Given that [tex]f(x) = \sqrt{7-x}[/tex] and [tex]g(x) = \sqrt{x + 2}[/tex], we can say the following:
[tex]\Bigg(\dfrac{f}{g}\Bigg)(x) = \dfrac{f (x)}{g(x)} = \dfrac{\sqrt{7 - x}}{\sqrt{x+2}}[/tex]
Now, remember what happens if we have a negative square root: it becomes an imaginary number. We don't want this, so we want to make sure whatever is under a square root is greater than 0 (given we are talking about real numbers only).
Thus, let's set what is under both square roots to be greater than 0:
[tex]\sqrt{7 - x} \Rightarrow 7 - x \geq 0 \Rightarrow x \leq 7[/tex]
[tex]\sqrt{x + 2} \Rightarrow x + 2 \geq 0 \Rightarrow x \geq -2[/tex]

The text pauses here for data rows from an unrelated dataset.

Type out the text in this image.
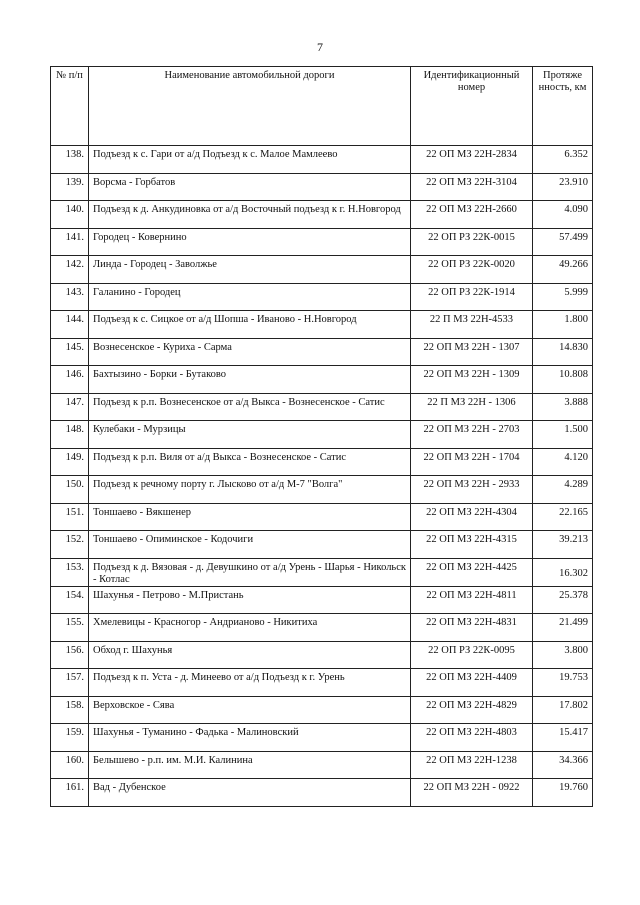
7
№ п/п	Наименование автомобильной дороги	Идентификационный номер	Протяже нность, км
138.	Подъезд к с. Гари от а/д Подъезд к с. Малое Мамлеево	22 ОП МЗ 22Н-2834	6.352
139.	Ворсма - Горбатов	22 ОП МЗ 22Н-3104	23.910
140.	Подъезд к д. Анкудиновка от а/д Восточный подъезд к г. Н.Новгород	22 ОП МЗ 22Н-2660	4.090
141.	Городец - Ковернино	22 ОП РЗ 22К-0015	57.499
142.	Линда - Городец - Заволжье	22 ОП РЗ 22К-0020	49.266
143.	Галанино - Городец	22 ОП РЗ 22К-1914	5.999
144.	Подъезд к с. Сицкое от а/д Шопша - Иваново - Н.Новгород	22 П МЗ 22Н-4533	1.800
145.	Вознесенское - Куриха - Сарма	22 ОП МЗ 22Н - 1307	14.830
146.	Бахтызино - Борки - Бутаково	22 ОП МЗ 22Н - 1309	10.808
147.	Подъезд к р.п. Вознесенское от а/д Выкса - Вознесенское - Сатис	22 П МЗ 22Н - 1306	3.888
148.	Кулебаки - Мурзицы	22 ОП МЗ 22Н - 2703	1.500
149.	Подъезд к р.п. Виля от а/д Выкса - Вознесенское - Сатис	22 ОП МЗ 22Н - 1704	4.120
150.	Подъезд к речному порту г. Лысково от а/д М-7 "Волга"	22 ОП МЗ 22Н - 2933	4.289
151.	Тоншаево - Вякшенер	22 ОП МЗ 22Н-4304	22.165
152.	Тоншаево - Опиминское - Кодочиги	22 ОП МЗ 22Н-4315	39.213
153.	Подъезд к д. Вязовая - д. Девушкино от а/д Урень - Шарья - Никольск - Котлас	22 ОП МЗ 22Н-4425	16.302
154.	Шахунья - Петрово - М.Пристань	22 ОП МЗ 22Н-4811	25.378
155.	Хмелевицы - Красногор - Андрианово - Никитиха	22 ОП МЗ 22Н-4831	21.499
156.	Обход г. Шахунья	22 ОП РЗ 22К-0095	3.800
157.	Подъезд к п. Уста - д. Минеево от а/д Подъезд к г. Урень	22 ОП МЗ 22Н-4409	19.753
158.	Верховское - Сява	22 ОП МЗ 22Н-4829	17.802
159.	Шахунья - Туманино - Фадька - Малиновский	22 ОП МЗ 22Н-4803	15.417
160.	Белышево - р.п. им. М.И. Калинина	22 ОП МЗ 22Н-1238	34.366
161.	Вад - Дубенское	22 ОП МЗ 22Н - 0922	19.760
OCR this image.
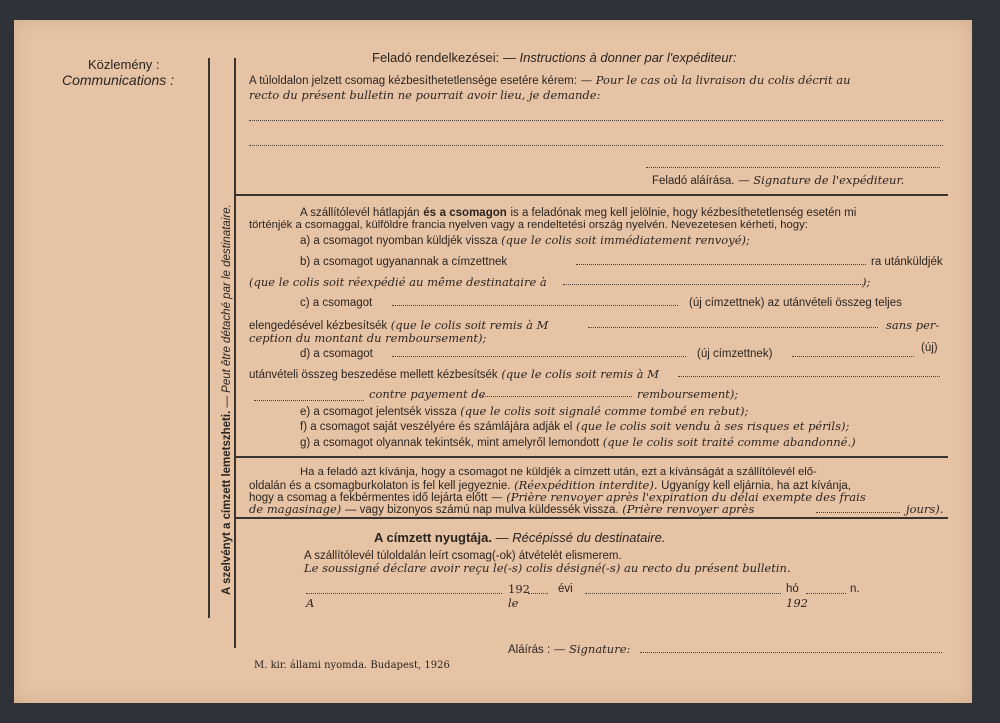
Közlemény :
Communications :
A szelvényt a címzett lemetszheti. — Peut être détaché par le destinataire.
Feladó rendelkezései: — Instructions à donner par l'expéditeur:
A túloldalon jelzett csomag kézbesíthetetlensége esetére kérem: — Pour le cas où la livraison du colis décrit au
recto du présent bulletin ne pourrait avoir lieu, je demande:
Feladó aláírása. — Signature de l'expéditeur.
A szállítólevél hátlapján és a csomagon is a feladónak meg kell jelölnie, hogy kézbesíthetetlenség esetén mi
történjék a csomaggal, külföldre francia nyelven vagy a rendeltetési ország nyelvén. Nevezetesen kérheti, hogy:
a) a csomagot nyomban küldjék vissza (que le colis soit immédiatement renvoyé);
b) a csomagot ugyanannak a címzettnek	ra utánküldjék
(que le colis soit réexpédié au même destinataire à	);
c) a csomagot	(új címzettnek) az utánvételi összeg teljes
elengedésével kézbesítsék (que le colis soit remis à M	sans per-
ception du montant du remboursement);
d) a csomagot	(új címzettnek)	(új)
utánvételi összeg beszedése mellett kézbesítsék (que le colis soit remis à M
contre payement de	remboursement);
e) a csomagot jelentsék vissza (que le colis soit signalé comme tombé en rebut);
f) a csomagot saját veszélyére és számlájára adják el (que le colis soit vendu à ses risques et périls);
g) a csomagot olyannak tekintsék, mint amelyről lemondott (que le colis soit traité comme abandonné.)
Ha a feladó azt kívánja, hogy a csomagot ne küldjék a címzett után, ezt a kívánságát a szállítólevél elő-
oldalán és a csomagburkolaton is fel kell jegyeznie. (Réexpédition interdite). Ugyanígy kell eljárnia, ha azt kívánja,
hogy a csomag a fekbérmentes idő lejárta előtt — (Prière renvoyer après l'expiration du délai exempte des frais
de magasinage) — vagy bizonyos számú nap mulva küldessék vissza. (Prière renvoyer après	jours).
A címzett nyugtája. — Récépissé du destinataire.
A szállítólevél túloldalán leírt csomag(-ok) átvételét elismerem.
Le soussigné déclare avoir reçu le(-s) colis désigné(-s) au recto du présent bulletin.
192 évi	hó	n.
A	le	192
Aláírás : — Signature:
M. kir. állami nyomda. Budapest, 1926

Since both of the square roots are in the same function, we want to take the union of the domains of the individual square roots to find the domain of the overall function.
[tex]x \leq 7 \,\,\cup x \geq -2 = \boxed{-2 \leq x \leq 7}[/tex]

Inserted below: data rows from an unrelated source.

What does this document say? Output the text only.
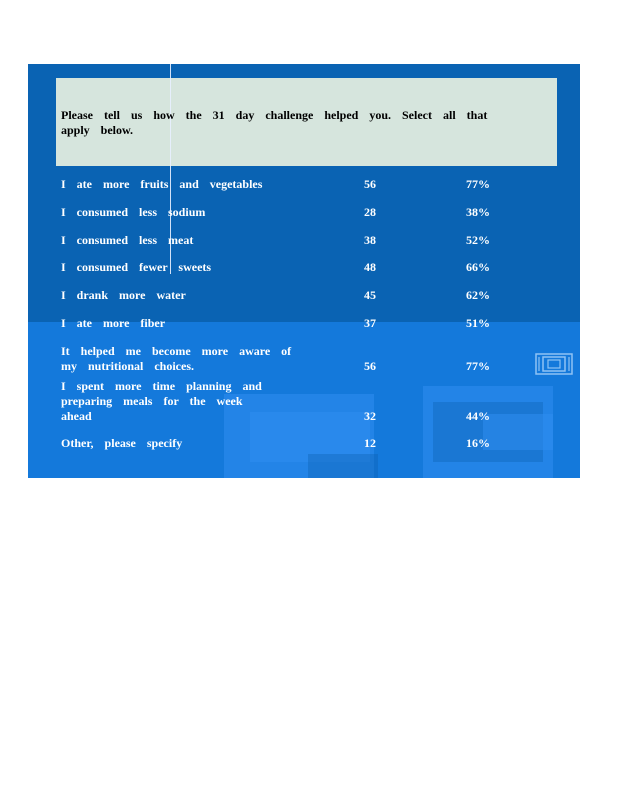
Please tell us how the 31 day challenge helped you. Select all that apply below.

I ate more fruits and vegetables	56	77%
I consumed less sodium	28	38%
I consumed less meat	38	52%
I consumed fewer sweets	48	66%
I drank more water	45	62%
I ate more fiber	37	51%
It helped me become more aware of my nutritional choices.	56	77%
I spent more time planning and preparing meals for the week ahead	32	44%
Other, please specify	12	16%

Now, let's look back at the function entirely, which is:
[tex]\Bigg( \dfrac{f}{g} \Bigg)(x) = \dfrac{\sqrt{7 - x}}{\sqrt{x+2}}[/tex]
Since [tex]\sqrt{x + 2}[/tex] is on the bottom of the fraction, we must say that [tex]\sqrt{x + 2} \neq 0[/tex], since the denominator can't equal 0. Thus, we must exclude [tex]\sqrt{x + 2} = 0 \Rightarrow x + 2 = 0 \Rightarrow x = -2[/tex] from the domain.
Thus, our answer is Choice C, or [tex]\boxed{ \{ x | -2 < x \leq 7 \}}[/tex].
If you are wondering why the choices begin with the [tex]x |[/tex] symbol, it is because this is a way of representing that [tex]x[/tex] lies within a particular set.